(Summary: I embrace the term Data Science because it lets us nurture a number of underappreciated talents in our students.)
One of the least developed skills that you'll find in the profession of statistics is how to name something appealingly. The discipline itself is a victim of that; not only is it less sexy than most of its competitors, the word has both plural and singular meanings. The plural is how the discipline is seen from the outside: a dry collection of summaries and figures boiled down to fit on the back of a baseball card, rather than its "singular" meaning: how the deal with uncertainty in data collection in a principled manner, which is a skill that, frankly, everyone we know can use
The meaning comes out a bit better when you call it "the discipline of statistics", or "probability and statistics", which is connected but not identical, or the sleep-inducing "theoretical statistics" or seemingly redundant (but far cooler) "applied statistics". The buzz 10 years ago was to call it "statistical science", as if our whole process was governed by the scientific method, when math is developed by proof and construction and rarely by experiment or clinical observation.
We're seeing the whole thing cook up now with the emergence of the term Data Science, which again seems to have multiple meanings, depending on who you ask:
1) "Data Science" is a catch-all term for probabilistic inference and prediction, emerging as a kind of compromise to the statistics and machine learning communities.
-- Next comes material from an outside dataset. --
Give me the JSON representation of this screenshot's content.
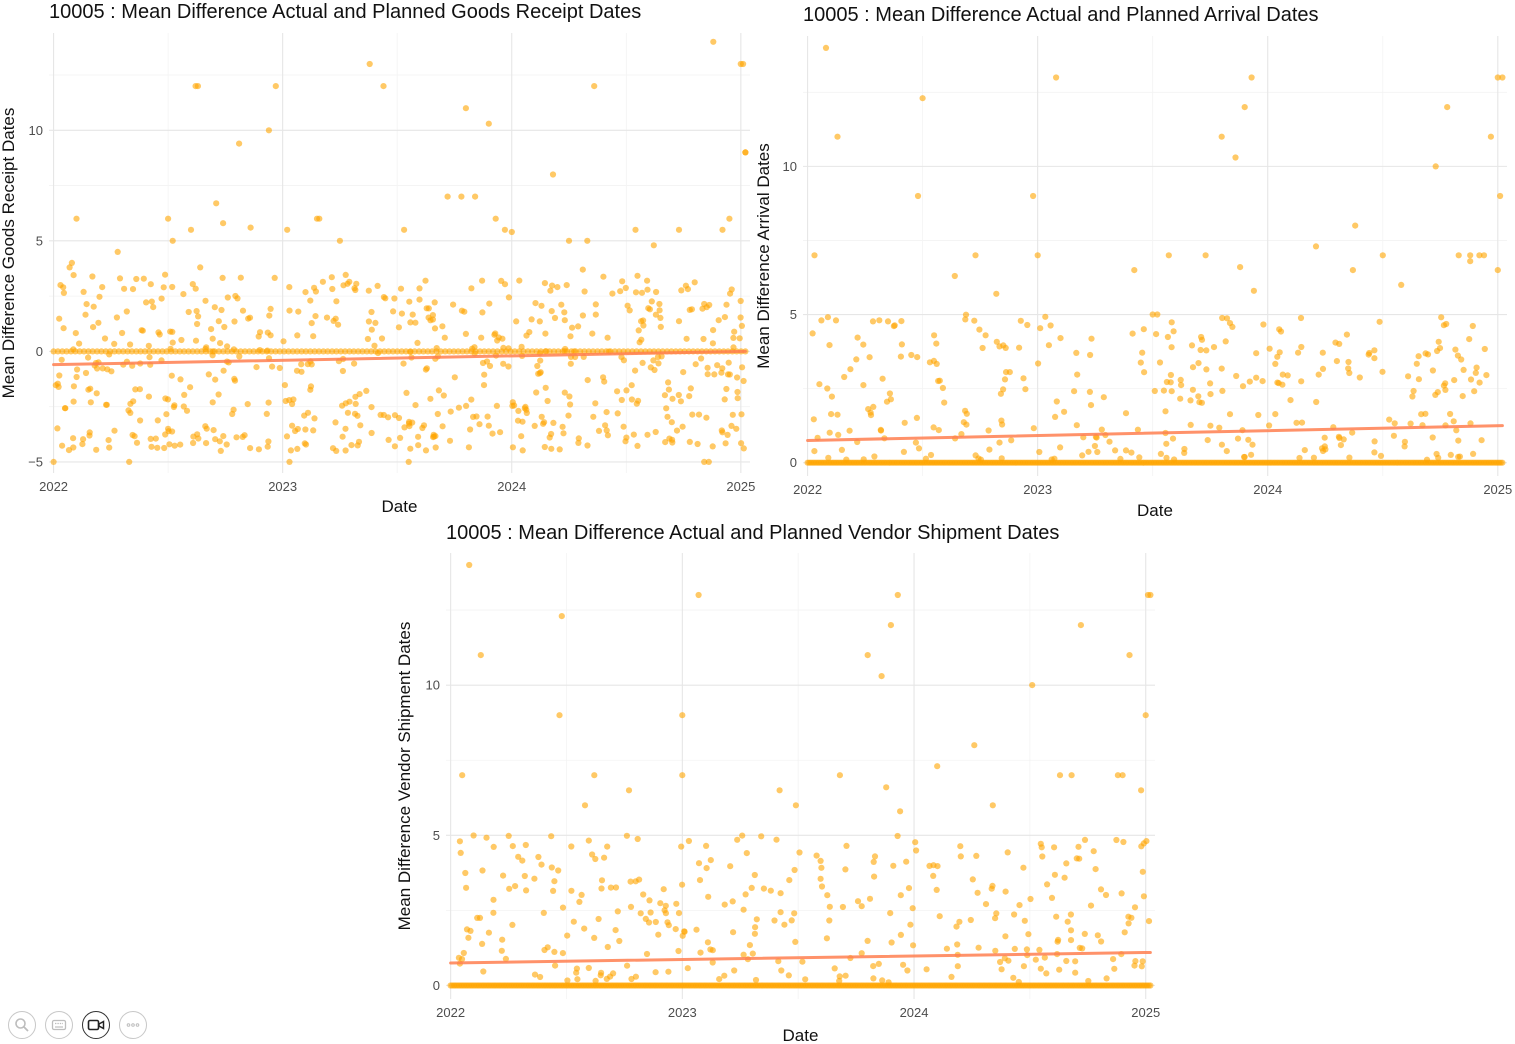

An expert in this kind of data science should be familiar with both inference and prediction as the end goal. This seems to be the term favored by academics, particularly in how they market these tools as the curriculum for Master's programs.
2) A "data scientist" is a professional who can manage the flow of data from its collection and initial processing into a form usable for standard inference and prediction routines, then report the results of these routines to a decision maker. This definition of "data science" as the process by which this happens is favored by people in industry. The idea that the source of this data should be "Big" is often assumed but not necessary.
It also doesn't help that the term has been coined at least 3 times in the past 10 years by 4 different people, each with a stake in making their definition stick; and as I will hammer in, isn't really science, but is so essential *to* good science that I'm willing to give it a mulligan.
So why would I step into what looks like a silly semantic debate? Partly because I'm paid to. I'm teaching these skills to multiple audiences, and over the course of the past year, two books by colleagues of mine have been published by O'Reilly: "Data Science for Business"
by NYU professor Foster Provost and quasi-academic Tom Fawcett, and "Doing Data Science"
by industry authorities Rachel Schutt and Cathy O'Neil. Both came about because of courses with the words "Data Science" in the title, at NYU and Columbia respectively; both make excellent reading for people who want to work with data in any meaningful capacity but like me prefer an informal style; and both will be on the recommended list when I teach R for Data Science again in the spring of 2014. It is also no accident that the content of Data Science for Business hews closer to the academic definition, and Doing Data Science, with its multiple contributions from industry specialists, lines right up with the industry definition.
The fact that I teach such a broad range of students, many of whom are very smart but technically inxperienced, is what's motivated me to think more deeply about process and less about particular skills. I'd have to guess that at best, the work I can do that I would call "science" is no more than a quarter of my total output. Yes, I build models, make inferences and predictions and design experiments, but the actual engineering I do is the clear dominating factor; I write code according to design principles as much as scientific thinking -- if I know a quick routine will take one-tenth the time but be 95% as accurate as a slower but more correct routine, I'll weigh which method to use in the long run by some other function.
For all these reasons, we should probably call it Data Engineering (or Data Flow Management) but we're stuck with Data Science as a popular, job defining label. Far from an embarrassment of language (says the man who has effectively admitted that his blog's name is exaggerated by a factor of four), my preferred interpretation of a Data Scientist takes the best part of the previous two:
3) Someone who is *trained* to examine unprocessed data, learn something about its underlying structural properties, construct the appropriate structured data set(s), uses those to fit inferential or predictive models (possibly of their own design) and effectively report on the consequences is someone who has earned the title of Data Scientist.
What I've seen in all my time in academia is the assumption that these ancillary skills are necessary but can -- if not should -- be self-taught, particularly for PhD students but even for MS students and undergraduates. Cosma's got it exactly right
that any self-respecting graduate of our department should have those skills, but we never explicitly test them on it or venerate those students who prove it. And if the problem is getting rid of the posers
, we need to do a lot better when it comes to emphasizing this in our culture. To add another term to the stew, do we need to emphasize Data Literacy as an explicit skill? Or would it not be easier to appropriate Data Science as a term that gets down to brass tacks?